全ての心理描写と状況説明をしろとは言わないが、転換に関わる重要なシーンは描いてくれないと感情移入が全くできない。
説明なしにいきなり感動っぽいシーンを持ってこられても、状況が理解できないのでついていけない。

結果ラストシーンも全く没入できないし、泣けない。
(序盤の「切ったフィルムはお前にやるが私が保管する」という伏線の回収なんだろうが、だから何なの?)

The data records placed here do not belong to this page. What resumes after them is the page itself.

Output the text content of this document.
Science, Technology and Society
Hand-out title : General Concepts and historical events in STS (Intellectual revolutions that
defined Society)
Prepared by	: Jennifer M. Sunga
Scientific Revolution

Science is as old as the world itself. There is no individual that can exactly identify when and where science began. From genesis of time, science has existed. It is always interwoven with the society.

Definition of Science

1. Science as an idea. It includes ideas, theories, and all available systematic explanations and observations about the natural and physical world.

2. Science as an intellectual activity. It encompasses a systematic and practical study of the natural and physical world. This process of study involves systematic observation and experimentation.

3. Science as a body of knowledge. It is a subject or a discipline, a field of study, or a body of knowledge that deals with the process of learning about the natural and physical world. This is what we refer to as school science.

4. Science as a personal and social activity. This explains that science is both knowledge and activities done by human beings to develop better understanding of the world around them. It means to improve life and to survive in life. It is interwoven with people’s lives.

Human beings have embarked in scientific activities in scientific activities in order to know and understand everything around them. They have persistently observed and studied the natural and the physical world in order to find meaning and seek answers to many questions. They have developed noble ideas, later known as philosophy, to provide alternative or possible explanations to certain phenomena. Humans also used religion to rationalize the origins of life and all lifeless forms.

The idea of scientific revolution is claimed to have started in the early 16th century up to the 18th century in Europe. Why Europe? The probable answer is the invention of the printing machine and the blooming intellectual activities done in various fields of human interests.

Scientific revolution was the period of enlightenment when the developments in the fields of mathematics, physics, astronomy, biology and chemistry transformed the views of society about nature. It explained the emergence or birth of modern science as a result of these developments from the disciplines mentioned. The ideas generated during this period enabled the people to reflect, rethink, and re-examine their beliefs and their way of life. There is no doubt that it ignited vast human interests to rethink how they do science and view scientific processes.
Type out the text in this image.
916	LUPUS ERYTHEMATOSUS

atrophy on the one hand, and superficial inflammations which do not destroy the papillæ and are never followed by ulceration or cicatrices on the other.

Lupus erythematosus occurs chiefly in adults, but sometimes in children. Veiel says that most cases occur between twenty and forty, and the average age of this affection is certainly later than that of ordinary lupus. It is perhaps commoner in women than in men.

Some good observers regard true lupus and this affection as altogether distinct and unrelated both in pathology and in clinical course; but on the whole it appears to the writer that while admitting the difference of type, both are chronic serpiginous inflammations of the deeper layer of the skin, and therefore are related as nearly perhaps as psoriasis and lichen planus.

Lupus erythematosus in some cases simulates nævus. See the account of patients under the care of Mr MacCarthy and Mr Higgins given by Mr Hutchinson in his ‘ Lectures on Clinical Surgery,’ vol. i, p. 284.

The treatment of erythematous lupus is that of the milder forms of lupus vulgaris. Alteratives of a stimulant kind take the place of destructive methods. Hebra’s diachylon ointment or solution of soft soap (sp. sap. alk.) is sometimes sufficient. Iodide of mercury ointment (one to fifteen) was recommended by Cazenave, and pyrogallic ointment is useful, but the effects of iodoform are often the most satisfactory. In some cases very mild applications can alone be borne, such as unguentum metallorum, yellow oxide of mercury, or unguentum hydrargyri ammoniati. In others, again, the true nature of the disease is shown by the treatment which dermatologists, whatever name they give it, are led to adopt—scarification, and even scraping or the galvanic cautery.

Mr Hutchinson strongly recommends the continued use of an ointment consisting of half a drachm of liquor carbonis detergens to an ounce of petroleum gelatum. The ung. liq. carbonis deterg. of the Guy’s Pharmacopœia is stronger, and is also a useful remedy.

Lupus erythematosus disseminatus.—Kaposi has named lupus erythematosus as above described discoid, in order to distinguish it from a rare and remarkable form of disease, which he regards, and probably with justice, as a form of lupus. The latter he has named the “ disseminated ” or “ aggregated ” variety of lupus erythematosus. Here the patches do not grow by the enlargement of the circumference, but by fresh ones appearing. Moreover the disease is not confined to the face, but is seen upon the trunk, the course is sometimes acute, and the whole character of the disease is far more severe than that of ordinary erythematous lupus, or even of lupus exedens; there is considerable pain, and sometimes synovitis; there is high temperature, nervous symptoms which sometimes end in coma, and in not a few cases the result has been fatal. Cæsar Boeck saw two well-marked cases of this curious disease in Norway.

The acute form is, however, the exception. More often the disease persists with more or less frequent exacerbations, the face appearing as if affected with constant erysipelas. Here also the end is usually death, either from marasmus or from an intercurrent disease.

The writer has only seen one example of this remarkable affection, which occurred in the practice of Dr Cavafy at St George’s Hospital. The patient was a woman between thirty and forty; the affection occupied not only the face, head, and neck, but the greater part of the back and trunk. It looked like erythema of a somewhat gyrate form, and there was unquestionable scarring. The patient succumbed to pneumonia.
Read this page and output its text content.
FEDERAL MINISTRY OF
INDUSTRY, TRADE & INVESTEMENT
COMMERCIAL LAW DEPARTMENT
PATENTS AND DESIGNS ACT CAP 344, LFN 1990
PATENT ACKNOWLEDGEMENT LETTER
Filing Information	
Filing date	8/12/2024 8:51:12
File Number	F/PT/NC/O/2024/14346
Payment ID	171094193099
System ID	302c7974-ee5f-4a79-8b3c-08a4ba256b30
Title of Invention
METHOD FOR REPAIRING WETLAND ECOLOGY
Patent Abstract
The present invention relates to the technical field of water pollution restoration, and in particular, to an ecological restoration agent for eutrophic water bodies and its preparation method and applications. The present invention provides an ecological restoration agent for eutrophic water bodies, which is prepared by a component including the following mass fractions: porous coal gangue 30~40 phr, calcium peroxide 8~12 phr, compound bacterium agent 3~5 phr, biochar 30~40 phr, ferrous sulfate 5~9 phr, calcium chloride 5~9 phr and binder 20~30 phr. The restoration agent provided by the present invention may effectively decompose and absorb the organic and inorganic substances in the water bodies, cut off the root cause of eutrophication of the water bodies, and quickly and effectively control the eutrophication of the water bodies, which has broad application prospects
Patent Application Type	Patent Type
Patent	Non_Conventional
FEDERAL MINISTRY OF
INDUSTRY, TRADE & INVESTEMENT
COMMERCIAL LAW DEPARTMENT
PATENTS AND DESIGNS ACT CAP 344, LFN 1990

そのわりに大筋に直接関係ないと思われるシーンが多すぎる。
例えばフィルム交換のために隣町の映画館を自転車で往復するシーンなど。
いらないシーンが多すぎるので、テンポが異様に悪く感じる。
その結果観ているのが退屈だし、眠い。

音楽も印象に残らず、悪いわけではないが特段良くもない。

同じイタリア映画の「ライフ・イズ・ビューティフル」と同列で語られることが多いようだが、レベルが違いすぎて比べ物にならない。
あちらもそこそこ古い映画だが、前述のような描写不足とは無縁だし、細部までしっかりと描かれている。

最高に眠い映画で、作品単体として観る価値は全くない。
名作(と呼ばれるもの)をしっかりと観た上で「つまらなかった」と語ることができる、それが唯一の価値。
作中に映画館でいつも寝ているおじさんが登場するが、この映画を観てたというオチじゃないだろうか?